Unable to find a way around the sedate nature of the script, Frears is left with trying to coax good performances out of his cast, and make the cycling sequences exciting to watch. As mentioned above, Foster can only do so much, but he’s very good in the earlier, pre-cancer scenes, showing Armstrong’s determination and will to succeed to very good effect. O’Dowd has a limited number of scenes in which to make an impression, and two of those involve him answering a phone and acting surprised. As the doping Doctor Ferrari, Canet is the movie’s liveliest, most effusive character, but his appearance and his demeanour make him look like he’s stepped out of a Seventies porn movie. Pace struts and swaggers his way through as Armstrong’s lawyer, and Ménochet makes the most of playing Armstrong’s righ hand man on the team, Johan Bruyneel. Only Plemons makes any kind of an impact, as the morally confused farmboy who joins the team but finds himself cut adrift when he gets “caught” taking testosterone.

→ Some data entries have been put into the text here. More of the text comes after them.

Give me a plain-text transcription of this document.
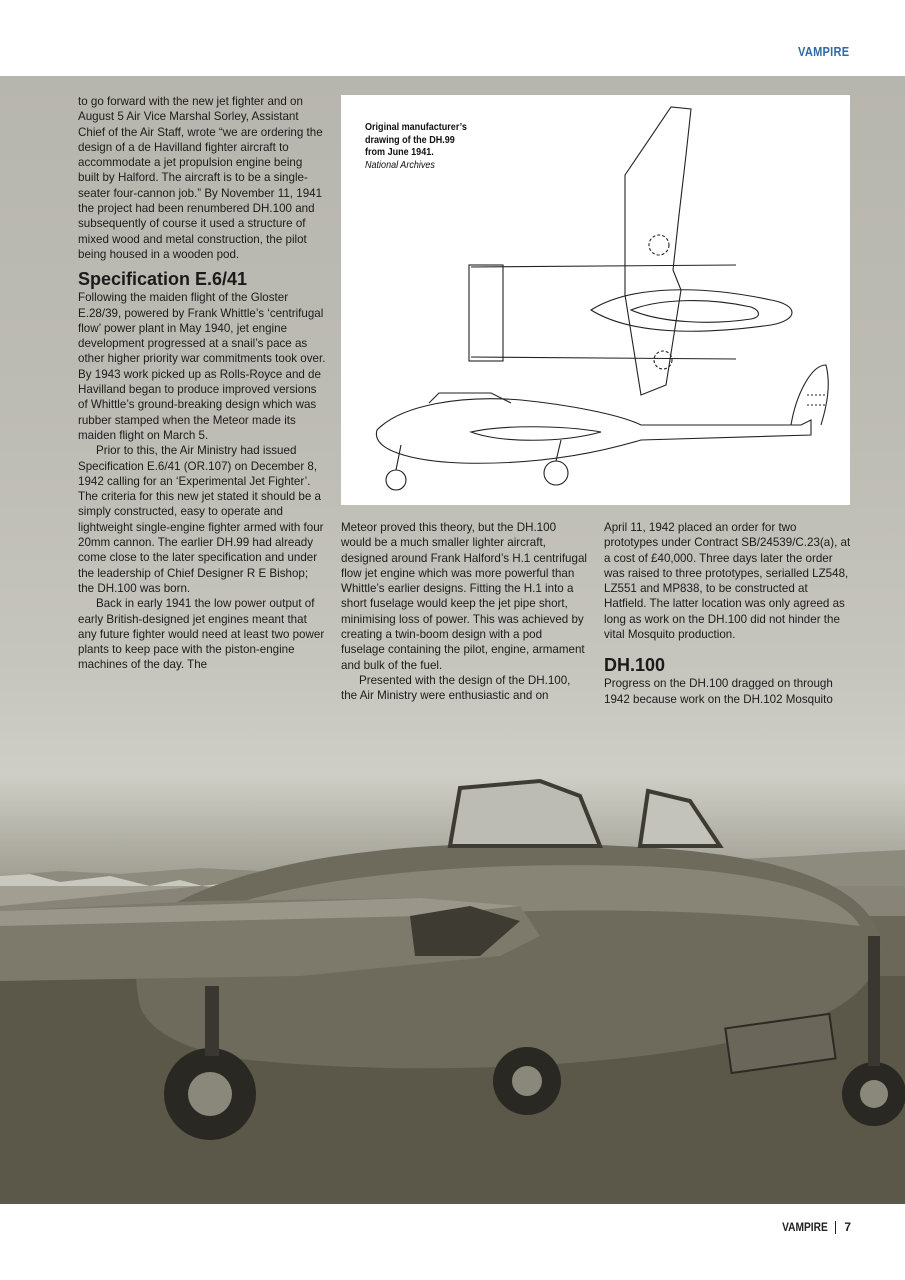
VAMPIRE
Original manufacturer’s
drawing of the DH.99
from June 1941.
National Archives

to go forward with the new jet fighter and on August 5 Air Vice Marshal Sorley, Assistant Chief of the Air Staff, wrote “we are ordering the design of a de Havilland fighter aircraft to accommodate a jet propulsion engine being built by Halford. The aircraft is to be a single-seater four-cannon job.” By November 11, 1941 the project had been renumbered DH.100 and subsequently of course it used a structure of mixed wood and metal construction, the pilot being housed in a wooden pod.

Specification E.6/41

Following the maiden flight of the Gloster E.28/39, powered by Frank Whittle’s ‘centrifugal flow’ power plant in May 1940, jet engine development progressed at a snail’s pace as other higher priority war commitments took over. By 1943 work picked up as Rolls-Royce and de Havilland began to produce improved versions of Whittle’s ground-breaking design which was rubber stamped when the Meteor made its maiden flight on March 5.

Prior to this, the Air Ministry had issued Specification E.6/41 (OR.107) on December 8, 1942 calling for an ‘Experimental Jet Fighter’. The criteria for this new jet stated it should be a simply constructed, easy to operate and lightweight single-engine fighter armed with four 20mm cannon. The earlier DH.99 had already come close to the later specification and under the leadership of Chief Designer R E Bishop; the DH.100 was born.

Back in early 1941 the low power output of early British-designed jet engines meant that any future fighter would need at least two power plants to keep pace with the piston-engine machines of the day. The

Meteor proved this theory, but the DH.100 would be a much smaller lighter aircraft, designed around Frank Halford’s H.1 centrifugal flow jet engine which was more powerful than Whittle’s earlier designs. Fitting the H.1 into a short fuselage would keep the jet pipe short, minimising loss of power. This was achieved by creating a twin-boom design with a pod fuselage containing the pilot, engine, armament and bulk of the fuel.

Presented with the design of the DH.100, the Air Ministry were enthusiastic and on

April 11, 1942 placed an order for two prototypes under Contract SB/24539/C.23(a), at a cost of £40,000. Three days later the order was raised to three prototypes, serialled LZ548, LZ551 and MP838, to be constructed at Hatfield. The latter location was only agreed as long as work on the DH.100 did not hinder the vital Mosquito production.

DH.100

Progress on the DH.100 dragged on through 1942 because work on the DH.102 Mosquito

VAMPIRE 7
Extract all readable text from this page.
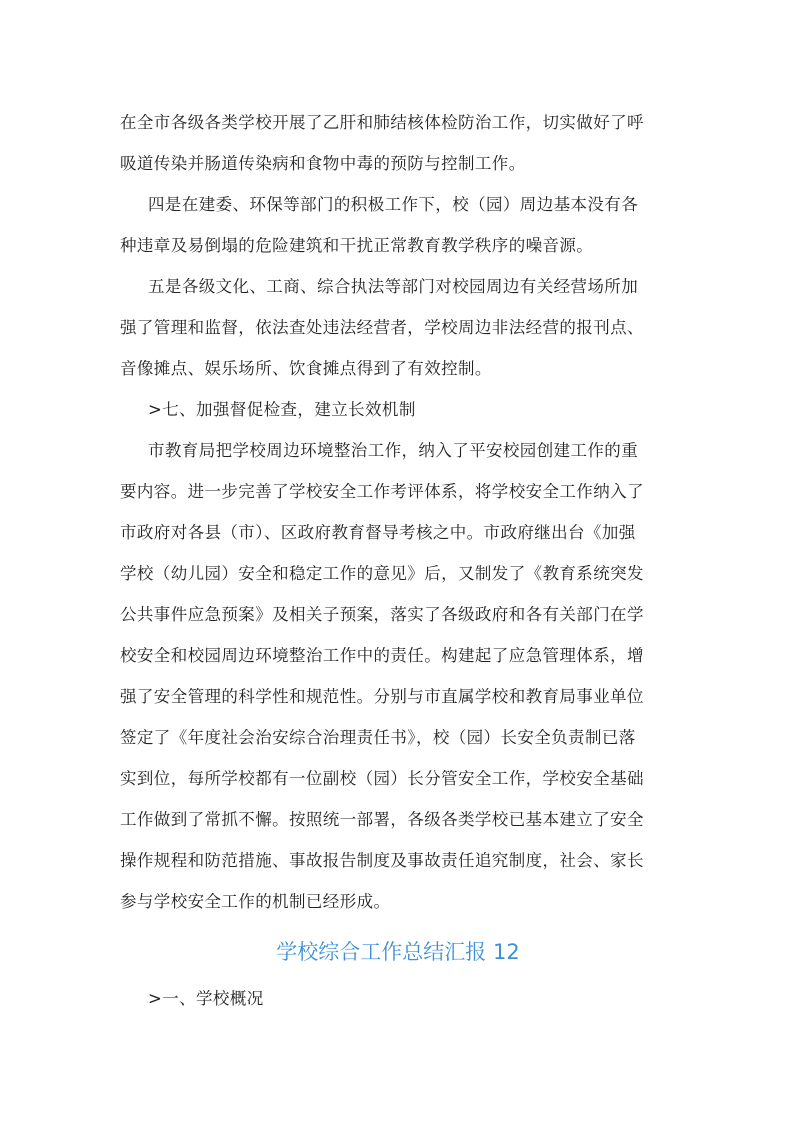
在全市各级各类学校开展了乙肝和肺结核体检防治工作，切实做好了呼
吸道传染并肠道传染病和食物中毒的预防与控制工作。
四是在建委、环保等部门的积极工作下，校（园）周边基本没有各
种违章及易倒塌的危险建筑和干扰正常教育教学秩序的噪音源。
五是各级文化、工商、综合执法等部门对校园周边有关经营场所加
强了管理和监督，依法查处违法经营者，学校周边非法经营的报刊点、
音像摊点、娱乐场所、饮食摊点得到了有效控制。
>七、加强督促检查，建立长效机制
市教育局把学校周边环境整治工作，纳入了平安校园创建工作的重
要内容。进一步完善了学校安全工作考评体系，将学校安全工作纳入了
市政府对各县（市）、区政府教育督导考核之中。市政府继出台《加强
学校（幼儿园）安全和稳定工作的意见》后，又制发了《教育系统突发
公共事件应急预案》及相关子预案，落实了各级政府和各有关部门在学
校安全和校园周边环境整治工作中的责任。构建起了应急管理体系，增
强了安全管理的科学性和规范性。分别与市直属学校和教育局事业单位
签定了《年度社会治安综合治理责任书》，校（园）长安全负责制已落
实到位，每所学校都有一位副校（园）长分管安全工作，学校安全基础
工作做到了常抓不懈。按照统一部署，各级各类学校已基本建立了安全
操作规程和防范措施、事故报告制度及事故责任追究制度，社会、家长
参与学校安全工作的机制已经形成。
学校综合工作总结汇报 12
>一、学校概况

On a visual level the movie works better when it’s out of doors, and by and large it successfully recreates the buzz of the races, though it can be off-putting when you realise you’re watching archival footage instead of a re-enactment. Foster looks persuasive in these scenes (even if you’re pretty sure the other cyclists have been told to go slower), and there’s at least a sense that this isn’t “fun” but quite punishing in its own unique way. Inside however, and the movie seems cramped – sometimes stifled – as if Frears’ visual creativity had deserted him. But by the time you notice all this, you probably won’t care too much, what with all the other deficiencies on display.
Rating: 5/10 – a middling, disappointing examination of one man’s renunciation of professional ethics and personal morality, The Program rarely succeeds in raising any indignation at Armstrong’s attitude or behaviour; for a more fastidious, much more involving look at Armstrong’s fall from grace, you’d be far better off watching The Armstrong Lie (2013) than this pallid endeavour.